Free in-store Wi-Fi is still important
Despite the 2017 comeback of unlimited data plans, shoppers still value free Wi-Fi, with 30% of respondents considering it an important in-store feature. The rate was even higher among younger shoppers, who are likely to use social media to share pictures and gather opinions from their friends and family before making purchases.
In-store features and technology that provide information, recommendations, or a convenience rank higher than other offerings
76% of the HRC survey respondents ranked an in-store app that provides personal recommendations as important. Compare that to 52% who preferred an in-store personal shopper when shopping for technology products. Scoring a deal is also important for consumers with nearly 34% of shoppers ranking receiving promotional and sales information directly via their smartphone when entering a store as important.
Shoppers prefer digital scanning to mobile payments
One of the more surprising findings from the HRC survey is that nearly 30% of respondents said that being able to pay a sales associate from anywhere in the store is important, but only 8% said that having the option to pay for their purchases via the store’s app was a significant factor in improving their shopping experience.

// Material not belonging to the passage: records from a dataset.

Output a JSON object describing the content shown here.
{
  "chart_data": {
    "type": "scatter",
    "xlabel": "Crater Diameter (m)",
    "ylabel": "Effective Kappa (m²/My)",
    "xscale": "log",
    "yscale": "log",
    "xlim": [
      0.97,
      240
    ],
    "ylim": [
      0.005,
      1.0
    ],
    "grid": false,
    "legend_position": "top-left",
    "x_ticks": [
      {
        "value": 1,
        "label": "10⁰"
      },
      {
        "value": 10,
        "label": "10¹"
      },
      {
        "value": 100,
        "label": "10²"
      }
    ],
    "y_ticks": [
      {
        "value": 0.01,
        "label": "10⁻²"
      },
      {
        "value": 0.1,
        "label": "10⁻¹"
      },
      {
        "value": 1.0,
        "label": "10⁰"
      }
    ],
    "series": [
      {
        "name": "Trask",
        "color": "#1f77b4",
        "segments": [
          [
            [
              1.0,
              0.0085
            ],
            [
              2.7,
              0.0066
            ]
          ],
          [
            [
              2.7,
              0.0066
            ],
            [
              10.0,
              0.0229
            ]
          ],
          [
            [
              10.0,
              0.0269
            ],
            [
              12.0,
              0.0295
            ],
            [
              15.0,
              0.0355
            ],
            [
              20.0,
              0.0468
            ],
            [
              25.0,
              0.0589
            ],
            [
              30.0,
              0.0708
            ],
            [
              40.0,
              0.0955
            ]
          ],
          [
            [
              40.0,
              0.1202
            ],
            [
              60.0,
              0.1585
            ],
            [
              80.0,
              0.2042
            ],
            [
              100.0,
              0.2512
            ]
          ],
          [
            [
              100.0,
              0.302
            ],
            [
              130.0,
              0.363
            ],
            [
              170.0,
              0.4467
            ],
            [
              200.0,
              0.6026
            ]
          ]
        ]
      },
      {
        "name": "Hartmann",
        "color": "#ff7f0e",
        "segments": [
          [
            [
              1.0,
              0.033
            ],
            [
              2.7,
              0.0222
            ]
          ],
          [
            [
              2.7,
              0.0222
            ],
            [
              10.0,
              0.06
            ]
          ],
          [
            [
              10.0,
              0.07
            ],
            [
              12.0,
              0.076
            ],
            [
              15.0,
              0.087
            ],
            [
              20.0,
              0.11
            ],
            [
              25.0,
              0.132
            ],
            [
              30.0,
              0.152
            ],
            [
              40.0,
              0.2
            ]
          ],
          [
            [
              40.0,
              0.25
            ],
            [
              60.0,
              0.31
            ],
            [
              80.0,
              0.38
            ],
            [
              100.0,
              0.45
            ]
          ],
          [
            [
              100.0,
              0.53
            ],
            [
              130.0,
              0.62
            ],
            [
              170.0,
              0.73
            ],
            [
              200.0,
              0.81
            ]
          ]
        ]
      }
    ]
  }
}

Only 17% of shoppers think dressing room technology is important
Retailers may want to think twice before investing in technology for technology’s sake. Shoppers are less excited by smart tech toys and more interested in SMS push notifications of in-store sales and practical conveniences like price scanners (and free phone charging stations!).
Only 19% of consumers think in-store events are an important part of a store’s offering
Special events designed to foster a sense of community were not the most important part of a store’s offering. Gen Zers placed a slightly higher value on events (24% consider them important), making them worth developing for stores targeting the teen demographic.
It’s no secret that retailers must adapt to shifting consumer expectations in order to thrive in the market. Technology should solve a real problem for the customer and create a positive shopping environment. Pairing the right technologies (tailored to the needs of the retailer’s specific customer base) with the best overall retail environment is the key to a successful long-term retail strategy.